Don't worry too much either way - all air bubbles will outgas and completely disappear in a relatively short period of time. (couple weeks).
[ December 16, 2001: Message edited by: Joe Rees ]
[ December 16, 2001: Message edited by: Joe Rees ]
Jack's method works really well as I use it all the time. I don't know why you need the transfer tape though. Seems like waste of materials. Just flood back of vinyl with plenty of fluid & squeegee down. Work as rapidly as possible. If your squeegee is smooth you shouldn't damage surface. As for telling the customer anything about the bubbles, with premium vinyl they'll all be gone in a few days. You can poke them to release some moisture & that may help, but in day or two they all will disappear anyhow.

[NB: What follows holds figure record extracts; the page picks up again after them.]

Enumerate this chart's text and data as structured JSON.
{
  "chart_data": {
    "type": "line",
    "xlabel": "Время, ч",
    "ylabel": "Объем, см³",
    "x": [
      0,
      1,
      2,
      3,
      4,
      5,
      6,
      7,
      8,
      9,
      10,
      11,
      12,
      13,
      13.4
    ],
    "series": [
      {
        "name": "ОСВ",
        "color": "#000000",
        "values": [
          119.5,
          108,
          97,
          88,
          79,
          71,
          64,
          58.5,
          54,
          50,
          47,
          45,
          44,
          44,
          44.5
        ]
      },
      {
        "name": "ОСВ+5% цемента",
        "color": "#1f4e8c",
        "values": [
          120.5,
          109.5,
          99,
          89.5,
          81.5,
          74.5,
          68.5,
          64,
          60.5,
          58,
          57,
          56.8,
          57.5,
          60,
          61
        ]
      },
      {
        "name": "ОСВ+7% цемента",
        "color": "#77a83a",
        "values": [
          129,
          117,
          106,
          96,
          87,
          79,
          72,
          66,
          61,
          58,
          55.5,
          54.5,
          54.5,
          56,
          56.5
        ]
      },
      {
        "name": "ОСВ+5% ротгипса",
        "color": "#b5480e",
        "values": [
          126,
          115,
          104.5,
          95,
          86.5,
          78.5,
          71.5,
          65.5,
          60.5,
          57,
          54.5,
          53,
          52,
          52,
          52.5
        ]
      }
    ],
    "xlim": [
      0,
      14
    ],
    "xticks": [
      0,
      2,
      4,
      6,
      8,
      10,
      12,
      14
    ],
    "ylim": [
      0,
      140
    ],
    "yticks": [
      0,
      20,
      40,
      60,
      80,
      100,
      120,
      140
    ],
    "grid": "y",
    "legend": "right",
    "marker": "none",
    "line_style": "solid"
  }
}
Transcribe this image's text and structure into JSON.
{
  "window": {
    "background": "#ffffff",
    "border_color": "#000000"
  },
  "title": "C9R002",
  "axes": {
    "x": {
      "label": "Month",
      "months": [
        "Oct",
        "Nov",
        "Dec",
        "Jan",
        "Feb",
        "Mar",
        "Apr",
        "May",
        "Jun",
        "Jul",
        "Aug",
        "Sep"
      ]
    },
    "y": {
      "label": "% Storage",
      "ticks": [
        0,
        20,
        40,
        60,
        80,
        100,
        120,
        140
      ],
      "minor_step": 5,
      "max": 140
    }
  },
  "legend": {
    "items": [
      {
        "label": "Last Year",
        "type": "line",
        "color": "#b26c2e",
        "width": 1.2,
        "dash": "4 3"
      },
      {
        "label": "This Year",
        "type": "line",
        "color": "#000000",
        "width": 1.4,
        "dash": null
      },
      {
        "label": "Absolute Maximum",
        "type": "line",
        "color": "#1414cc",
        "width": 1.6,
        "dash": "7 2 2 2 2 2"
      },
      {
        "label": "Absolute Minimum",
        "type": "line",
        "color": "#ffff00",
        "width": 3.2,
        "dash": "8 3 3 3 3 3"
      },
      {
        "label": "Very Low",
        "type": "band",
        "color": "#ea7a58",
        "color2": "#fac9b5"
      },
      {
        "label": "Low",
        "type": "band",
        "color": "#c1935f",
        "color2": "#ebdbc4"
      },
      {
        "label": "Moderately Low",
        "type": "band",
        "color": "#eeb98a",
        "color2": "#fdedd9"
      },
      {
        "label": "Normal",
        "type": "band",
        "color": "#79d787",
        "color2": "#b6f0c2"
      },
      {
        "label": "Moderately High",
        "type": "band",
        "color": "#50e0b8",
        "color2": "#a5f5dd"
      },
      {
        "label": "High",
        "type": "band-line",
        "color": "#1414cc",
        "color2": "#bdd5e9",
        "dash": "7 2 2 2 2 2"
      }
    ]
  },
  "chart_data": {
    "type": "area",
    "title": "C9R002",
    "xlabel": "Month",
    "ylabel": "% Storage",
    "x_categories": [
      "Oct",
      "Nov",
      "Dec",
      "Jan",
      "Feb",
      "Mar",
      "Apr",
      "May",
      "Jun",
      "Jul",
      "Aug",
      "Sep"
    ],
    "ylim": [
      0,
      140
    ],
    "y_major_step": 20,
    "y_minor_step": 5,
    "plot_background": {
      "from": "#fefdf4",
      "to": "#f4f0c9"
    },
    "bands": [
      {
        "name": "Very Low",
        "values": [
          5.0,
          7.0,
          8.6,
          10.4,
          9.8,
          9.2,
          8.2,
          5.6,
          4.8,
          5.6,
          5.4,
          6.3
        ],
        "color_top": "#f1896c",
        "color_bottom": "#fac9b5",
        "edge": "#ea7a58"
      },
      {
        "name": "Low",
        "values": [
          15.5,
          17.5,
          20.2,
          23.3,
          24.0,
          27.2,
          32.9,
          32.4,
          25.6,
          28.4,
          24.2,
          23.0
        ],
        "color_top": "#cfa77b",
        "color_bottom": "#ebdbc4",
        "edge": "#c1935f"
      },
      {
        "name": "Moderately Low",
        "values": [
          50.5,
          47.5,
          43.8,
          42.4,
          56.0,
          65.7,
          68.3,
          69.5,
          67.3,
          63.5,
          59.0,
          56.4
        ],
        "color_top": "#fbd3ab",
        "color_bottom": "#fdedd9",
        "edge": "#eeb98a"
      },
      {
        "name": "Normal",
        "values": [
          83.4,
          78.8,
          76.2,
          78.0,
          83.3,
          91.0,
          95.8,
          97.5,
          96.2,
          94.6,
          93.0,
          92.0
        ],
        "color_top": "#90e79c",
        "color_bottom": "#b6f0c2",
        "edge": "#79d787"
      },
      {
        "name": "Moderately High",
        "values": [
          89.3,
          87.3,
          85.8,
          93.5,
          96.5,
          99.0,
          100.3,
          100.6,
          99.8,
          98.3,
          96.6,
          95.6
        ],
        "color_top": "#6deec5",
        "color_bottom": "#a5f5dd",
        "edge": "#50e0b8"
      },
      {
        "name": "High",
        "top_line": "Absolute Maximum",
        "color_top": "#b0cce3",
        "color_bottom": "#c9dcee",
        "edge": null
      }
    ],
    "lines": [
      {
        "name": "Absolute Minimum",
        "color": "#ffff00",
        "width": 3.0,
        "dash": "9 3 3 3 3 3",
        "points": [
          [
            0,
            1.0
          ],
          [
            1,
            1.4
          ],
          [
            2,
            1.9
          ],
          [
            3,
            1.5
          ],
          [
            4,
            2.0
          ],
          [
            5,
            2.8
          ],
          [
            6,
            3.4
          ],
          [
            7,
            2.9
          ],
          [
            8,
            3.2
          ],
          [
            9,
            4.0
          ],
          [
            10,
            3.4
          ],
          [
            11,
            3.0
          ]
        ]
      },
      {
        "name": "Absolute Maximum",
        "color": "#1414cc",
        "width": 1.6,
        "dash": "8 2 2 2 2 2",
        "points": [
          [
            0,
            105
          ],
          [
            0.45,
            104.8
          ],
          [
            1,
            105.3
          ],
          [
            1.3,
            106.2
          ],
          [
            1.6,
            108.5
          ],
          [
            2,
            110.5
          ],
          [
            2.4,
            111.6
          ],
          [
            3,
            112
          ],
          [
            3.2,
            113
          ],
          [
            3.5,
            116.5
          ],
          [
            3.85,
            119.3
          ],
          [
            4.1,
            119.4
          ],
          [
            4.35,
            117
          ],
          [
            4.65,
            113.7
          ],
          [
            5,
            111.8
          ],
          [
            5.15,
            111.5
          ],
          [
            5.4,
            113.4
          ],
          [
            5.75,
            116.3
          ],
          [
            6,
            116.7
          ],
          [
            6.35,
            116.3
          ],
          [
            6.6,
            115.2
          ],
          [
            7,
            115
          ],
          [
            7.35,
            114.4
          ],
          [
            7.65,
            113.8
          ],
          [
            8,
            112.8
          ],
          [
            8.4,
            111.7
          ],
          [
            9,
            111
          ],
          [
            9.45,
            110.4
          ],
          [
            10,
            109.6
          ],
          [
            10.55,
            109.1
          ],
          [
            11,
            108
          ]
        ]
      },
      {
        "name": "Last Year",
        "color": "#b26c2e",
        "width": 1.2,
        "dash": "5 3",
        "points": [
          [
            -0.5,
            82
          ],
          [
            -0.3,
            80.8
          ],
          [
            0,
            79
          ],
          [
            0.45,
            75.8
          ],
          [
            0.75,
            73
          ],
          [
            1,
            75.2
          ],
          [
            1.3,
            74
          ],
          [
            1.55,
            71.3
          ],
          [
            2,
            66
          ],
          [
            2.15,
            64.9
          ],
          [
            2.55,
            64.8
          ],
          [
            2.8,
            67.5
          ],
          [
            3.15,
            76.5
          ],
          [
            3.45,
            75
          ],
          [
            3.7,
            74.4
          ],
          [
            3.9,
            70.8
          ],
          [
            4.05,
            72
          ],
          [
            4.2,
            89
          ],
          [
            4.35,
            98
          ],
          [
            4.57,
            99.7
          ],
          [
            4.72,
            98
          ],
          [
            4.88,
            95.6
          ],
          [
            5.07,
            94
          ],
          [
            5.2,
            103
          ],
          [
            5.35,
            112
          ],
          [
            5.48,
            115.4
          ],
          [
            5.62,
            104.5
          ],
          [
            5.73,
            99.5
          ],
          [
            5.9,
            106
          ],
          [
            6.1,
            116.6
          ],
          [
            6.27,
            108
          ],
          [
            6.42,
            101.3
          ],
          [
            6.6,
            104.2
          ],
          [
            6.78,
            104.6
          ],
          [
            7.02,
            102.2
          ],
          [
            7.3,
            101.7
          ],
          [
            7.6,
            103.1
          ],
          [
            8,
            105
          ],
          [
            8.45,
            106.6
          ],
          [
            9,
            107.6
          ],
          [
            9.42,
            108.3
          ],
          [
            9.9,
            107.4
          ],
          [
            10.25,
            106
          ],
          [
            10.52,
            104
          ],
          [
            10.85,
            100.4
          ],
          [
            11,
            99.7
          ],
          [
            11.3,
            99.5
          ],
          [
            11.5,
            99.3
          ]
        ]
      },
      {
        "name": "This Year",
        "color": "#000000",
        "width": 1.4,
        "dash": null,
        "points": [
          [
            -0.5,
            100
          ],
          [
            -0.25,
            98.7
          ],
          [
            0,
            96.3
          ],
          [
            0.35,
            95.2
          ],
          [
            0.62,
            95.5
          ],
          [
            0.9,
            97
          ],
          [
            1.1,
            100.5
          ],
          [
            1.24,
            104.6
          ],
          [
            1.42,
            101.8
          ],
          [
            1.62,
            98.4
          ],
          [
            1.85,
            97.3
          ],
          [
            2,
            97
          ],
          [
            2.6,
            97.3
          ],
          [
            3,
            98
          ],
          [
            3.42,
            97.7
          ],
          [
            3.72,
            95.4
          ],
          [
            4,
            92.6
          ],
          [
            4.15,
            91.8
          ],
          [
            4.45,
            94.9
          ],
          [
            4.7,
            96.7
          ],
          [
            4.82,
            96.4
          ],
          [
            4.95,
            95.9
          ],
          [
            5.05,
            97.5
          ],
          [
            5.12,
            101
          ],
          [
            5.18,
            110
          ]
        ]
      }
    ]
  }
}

If you have any work already done, check it to see if bubbles are still there. If you used premium they're probably gone.
But before you squeegee vinyl spray some fluid on top side also. This will help prevent scratches.
When using hinge method, do one side , retape side done & immediately work on side which still has backing. If done fast enough, you shouldn't have any problems with soaked backing. Spraying works best with applicator which puts out a mist.
To answer how to keep large areas from overlapping & adhering to itself, keep it wet until application. Respray it as often as needed. This may be a waste of application fluid but what would you rather waste?
[ December 16, 2001: Message edited by: Bill Cosharek ]
Roger
quote:
how do you apply fluid with masked vinyl, especially, with big pieces?
Obviously, pieces this large cannot be done by one person. But I have been able to successfully lay 4'x10' graphics by myself using the same method, that is, using a center hinge and removing half the liner at a time. I have even done pieces this big on vertical facias without help, though it is slow and wind can be a problem. Using a scissor-lift or some other scaffolding makes a big difference.
Incidentally, masking a 4'x90' piece of vinyl is quite a trick in itself. It usually calls for four sets of hands and has to be seen to be appreciated.
Brad in Kansas
Thanks Folks
I used to be a hard line dry man, but I’ve shifted ……..I’m a moderate wet man now. Perhaps I always was a wet man, trapped in the body of dry man……..never-the-less I’m please with the results. Got to admit it’s bit more time consuming, but the results are well worth it…………..besides I really enjoy the smell of Rapid Tac and a little nip before bed is most enjoyable………..it is ok to drink ….right?……. Roger?
[ December 20, 2001: Message edited by: John Martin Robson ]
Its really a sign of inteligence to know when to switch.